I can imagine some (most) musicians raising an eyebrow at those figures given how difficult things have been in recent years as Covid and streaming services have given their incomes a kicking. But when you’ve written Born to Run and Dancing in the Dark you don’t have quite the same issues. And there is money to be made from leasing familiar songs to film and TV companies as well as advertisers eager to throw a little Springsteen-flavoured sparkle over their beer commercial. (Born In the USA is tailormade for it if you’re an American brewer.)

What it also shows us is that the Boomer generation is still a prime market. Nostalgia for our youth, as summed up in a song, is something that can be effectively monetised. And the fact that our kids know who the Beatles are too means these songs might, commercially speaking, have a long tail.

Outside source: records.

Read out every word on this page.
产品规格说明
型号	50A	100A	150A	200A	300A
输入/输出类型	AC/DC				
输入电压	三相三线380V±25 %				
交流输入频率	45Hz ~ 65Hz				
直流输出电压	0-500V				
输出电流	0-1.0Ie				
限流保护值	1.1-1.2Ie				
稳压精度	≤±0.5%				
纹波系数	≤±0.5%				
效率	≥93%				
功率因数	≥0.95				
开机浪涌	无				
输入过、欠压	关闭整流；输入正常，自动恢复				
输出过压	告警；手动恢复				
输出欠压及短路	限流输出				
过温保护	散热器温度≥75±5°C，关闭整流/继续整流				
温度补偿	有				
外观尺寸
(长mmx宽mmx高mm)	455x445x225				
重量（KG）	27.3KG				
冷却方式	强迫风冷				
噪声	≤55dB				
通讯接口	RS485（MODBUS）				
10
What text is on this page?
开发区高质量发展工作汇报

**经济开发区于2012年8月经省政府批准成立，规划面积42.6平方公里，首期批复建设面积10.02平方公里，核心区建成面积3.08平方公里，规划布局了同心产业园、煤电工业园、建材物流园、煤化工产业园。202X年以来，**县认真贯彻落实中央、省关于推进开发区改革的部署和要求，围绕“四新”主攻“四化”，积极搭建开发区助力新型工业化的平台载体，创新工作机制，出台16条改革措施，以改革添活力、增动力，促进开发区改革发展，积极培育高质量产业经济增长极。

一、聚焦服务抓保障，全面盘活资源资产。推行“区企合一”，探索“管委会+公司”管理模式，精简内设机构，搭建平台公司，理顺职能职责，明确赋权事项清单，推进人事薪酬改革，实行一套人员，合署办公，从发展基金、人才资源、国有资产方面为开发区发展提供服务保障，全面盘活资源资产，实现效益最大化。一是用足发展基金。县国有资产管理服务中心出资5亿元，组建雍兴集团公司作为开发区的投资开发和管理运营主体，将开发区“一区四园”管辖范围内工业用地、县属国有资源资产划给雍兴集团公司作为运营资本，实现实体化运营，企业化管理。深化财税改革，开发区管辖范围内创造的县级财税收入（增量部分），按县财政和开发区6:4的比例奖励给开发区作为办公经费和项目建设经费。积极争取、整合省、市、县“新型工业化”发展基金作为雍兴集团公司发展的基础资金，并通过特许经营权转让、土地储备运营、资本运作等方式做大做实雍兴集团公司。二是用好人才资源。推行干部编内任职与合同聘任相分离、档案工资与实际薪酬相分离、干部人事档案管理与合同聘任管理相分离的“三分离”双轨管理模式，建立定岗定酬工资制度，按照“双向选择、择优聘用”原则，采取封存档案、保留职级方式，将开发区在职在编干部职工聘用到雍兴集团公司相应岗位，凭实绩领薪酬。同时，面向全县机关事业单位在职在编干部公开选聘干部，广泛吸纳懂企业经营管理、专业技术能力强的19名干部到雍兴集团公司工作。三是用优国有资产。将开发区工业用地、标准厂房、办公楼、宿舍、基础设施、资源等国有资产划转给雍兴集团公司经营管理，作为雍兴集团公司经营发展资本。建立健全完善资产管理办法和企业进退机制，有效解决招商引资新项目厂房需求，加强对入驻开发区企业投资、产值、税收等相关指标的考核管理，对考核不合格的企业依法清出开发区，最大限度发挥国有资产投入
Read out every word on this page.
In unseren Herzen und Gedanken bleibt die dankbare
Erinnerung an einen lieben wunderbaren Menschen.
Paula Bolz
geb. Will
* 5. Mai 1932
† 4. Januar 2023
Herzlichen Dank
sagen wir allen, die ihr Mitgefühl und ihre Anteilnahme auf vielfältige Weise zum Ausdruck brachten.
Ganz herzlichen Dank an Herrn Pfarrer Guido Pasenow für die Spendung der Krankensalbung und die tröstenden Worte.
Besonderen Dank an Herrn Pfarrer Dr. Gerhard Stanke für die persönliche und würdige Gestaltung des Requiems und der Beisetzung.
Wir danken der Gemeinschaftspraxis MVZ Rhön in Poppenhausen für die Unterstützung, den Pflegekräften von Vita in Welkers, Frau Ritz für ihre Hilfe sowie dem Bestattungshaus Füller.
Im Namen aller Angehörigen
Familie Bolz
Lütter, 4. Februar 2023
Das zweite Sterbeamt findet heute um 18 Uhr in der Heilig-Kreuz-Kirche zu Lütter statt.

I do wonder, though. At some point songs written in the 1950s and 1960s will no longer be prompts to our lived pasts. They will, as time passes and their creators disappear, move into history. At what point do they begin to sound old, even irrelevant to listeners?

We do seem to be in a curious cultural moment, a kind of eternal now where much of the music of the 20th century still seems to resonate. Partly that’s because newness no longer comes with a rejection of what went before (the story of pop in the 1960s and 1970s certainly).

But that can change, can’t it? Companies like Sony Music and Hipgnosis are betting that if it does it won’t be for some time yet.